Nós rimos juntos daquela ideia louca. Mas, de certa forma, tudo parecia loucura.

Tomei mais um gole do vinho, um grande. Perguntei, então, outra coisa. Uma que me afligia cada vez mais. Talvez fosse o álcool ou o conforto da conversa que tenha feito que eu expusesse minha angústia. Provavelmente uma mistura dos dois.

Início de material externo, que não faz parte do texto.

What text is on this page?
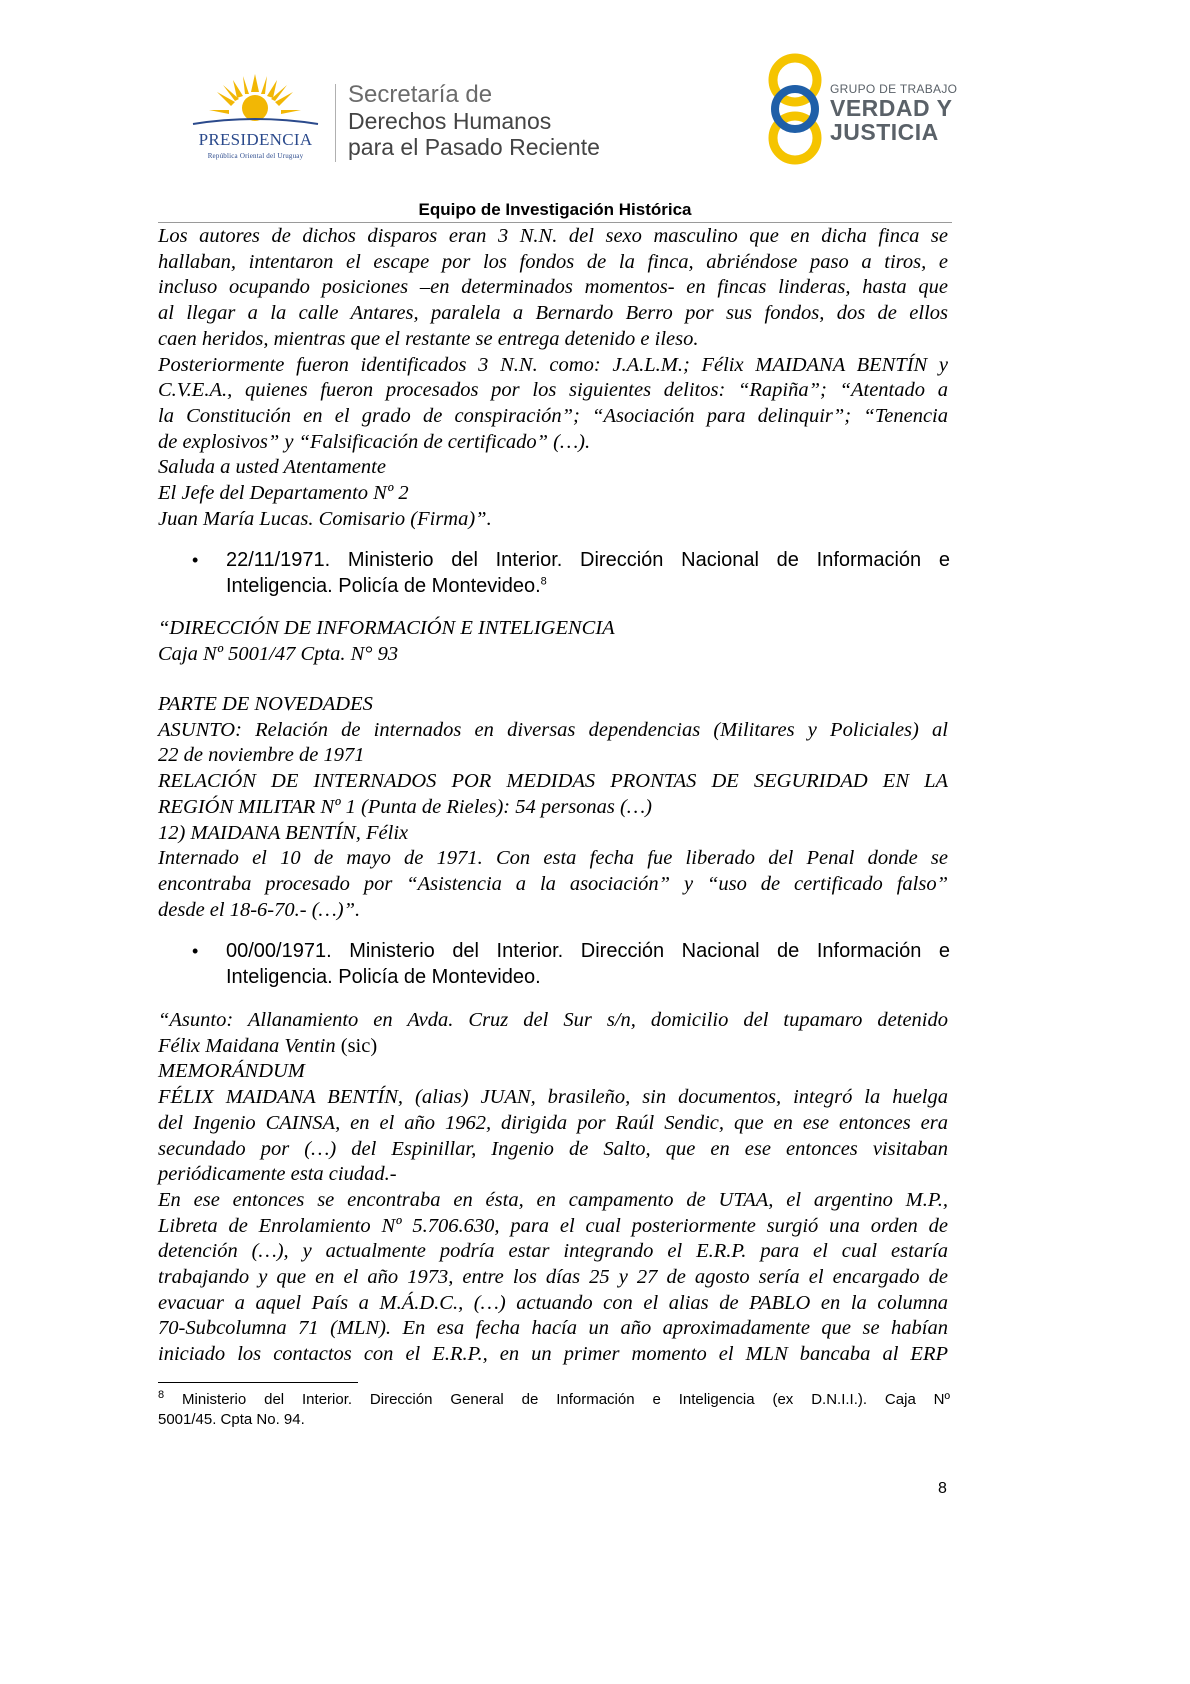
PRESIDENCIA
República Oriental del Uruguay
Secretaría de
Derechos Humanos
para el Pasado Reciente
GRUPO DE TRABAJO
VERDAD Y
JUSTICIA
Equipo de Investigación Histórica
Los autores de dichos disparos eran 3 N.N. del sexo masculino que en dicha finca se
hallaban, intentaron el escape por los fondos de la finca, abriéndose paso a tiros, e
incluso ocupando posiciones –en determinados momentos- en fincas linderas, hasta que
al llegar a la calle Antares, paralela a Bernardo Berro por sus fondos, dos de ellos
caen heridos, mientras que el restante se entrega detenido e ileso.
Posteriormente fueron identificados 3 N.N. como: J.A.L.M.; Félix MAIDANA BENTÍN y
C.V.E.A., quienes fueron procesados por los siguientes delitos: “Rapiña”; “Atentado a
la Constitución en el grado de conspiración”; “Asociación para delinquir”; “Tenencia
de explosivos” y “Falsificación de certificado” (…).
Saluda a usted Atentamente
El Jefe del Departamento Nº 2
Juan María Lucas. Comisario (Firma)”.
• 22/11/1971. Ministerio del Interior. Dirección Nacional de Información e
Inteligencia. Policía de Montevideo.$^8$
“DIRECCIÓN DE INFORMACIÓN E INTELIGENCIA
Caja Nº 5001/47 Cpta. N° 93
PARTE DE NOVEDADES
ASUNTO: Relación de internados en diversas dependencias (Militares y Policiales) al
22 de noviembre de 1971
RELACIÓN DE INTERNADOS POR MEDIDAS PRONTAS DE SEGURIDAD EN LA
REGIÓN MILITAR Nº 1 (Punta de Rieles): 54 personas (…)
12) MAIDANA BENTÍN, Félix
Internado el 10 de mayo de 1971. Con esta fecha fue liberado del Penal donde se
encontraba procesado por “Asistencia a la asociación” y “uso de certificado falso”
desde el 18-6-70.- (…)”.
• 00/00/1971. Ministerio del Interior. Dirección Nacional de Información e
Inteligencia. Policía de Montevideo.
“Asunto: Allanamiento en Avda. Cruz del Sur s/n, domicilio del tupamaro detenido
Félix Maidana Ventin (sic)
MEMORÁNDUM
FÉLIX MAIDANA BENTÍN, (alias) JUAN, brasileño, sin documentos, integró la huelga
del Ingenio CAINSA, en el año 1962, dirigida por Raúl Sendic, que en ese entonces era
secundado por (…) del Espinillar, Ingenio de Salto, que en ese entonces visitaban
periódicamente esta ciudad.-
En ese entonces se encontraba en ésta, en campamento de UTAA, el argentino M.P.,
Libreta de Enrolamiento Nº 5.706.630, para el cual posteriormente surgió una orden de
detención (…), y actualmente podría estar integrando el E.R.P. para el cual estaría
trabajando y que en el año 1973, entre los días 25 y 27 de agosto sería el encargado de
evacuar a aquel País a M.Á.D.C., (…) actuando con el alias de PABLO en la columna
70-Subcolumna 71 (MLN). En esa fecha hacía un año aproximadamente que se habían
iniciado los contactos con el E.R.P., en un primer momento el MLN bancaba al ERP
$^8$ Ministerio del Interior. Dirección General de Información e Inteligencia (ex D.N.I.I.). Caja Nº
5001/45. Cpta No. 94.
8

"Intervenção divina sempre vai nos deixar com essa dúvida. Mas, se formos pensar cientificamente então, não seria nosso dever perpetuar a espécie?"

Ele permaneceu alguns segundos em silêncio.

"Mas isso, eventualmente, não acarretaria em incesto?"

Nós rimos novamente, diante da conclusão esdrúxula. Talvez a risada fosse uma maneira de aliviar a gravidade da pergunta e da situação como um todo.

Quando o silêncio voltou, foi impiedoso.

Cobrava uma continuação.

"Ainda assim, isso faria também com que não estivéssemos mais tão sozinhos. Não me entenda mal, você tem sido ótimo..."

"Eu entendo", ele rapidamente me interrompeu. Não sei se me tranquilizava por seu entendimento ou se tomava a rapidez de sua resposta como uma crítica.

"E você sabe... Nós não estamos ficando mais novos. Meu ciclo fértil vai se encerrar e precisamos confrontar esse fato."

Ele emudeceu. Dei um tempo para que digerisse minha cobrança.

"Posso não te responder esta noite?" Ele perguntou. "É uma decisão complexa. Já era antes, quando tudo normal. Agora então..."

"Eu sei", tentei tranquilizá-lo, mesmo que não conseguisse tranquilizar a mim mesma.

O assunto se encerrou ali. Tentamos voltar para a noite tranquila que levávamos antes da conversa, mas nada mais foi o mesmo.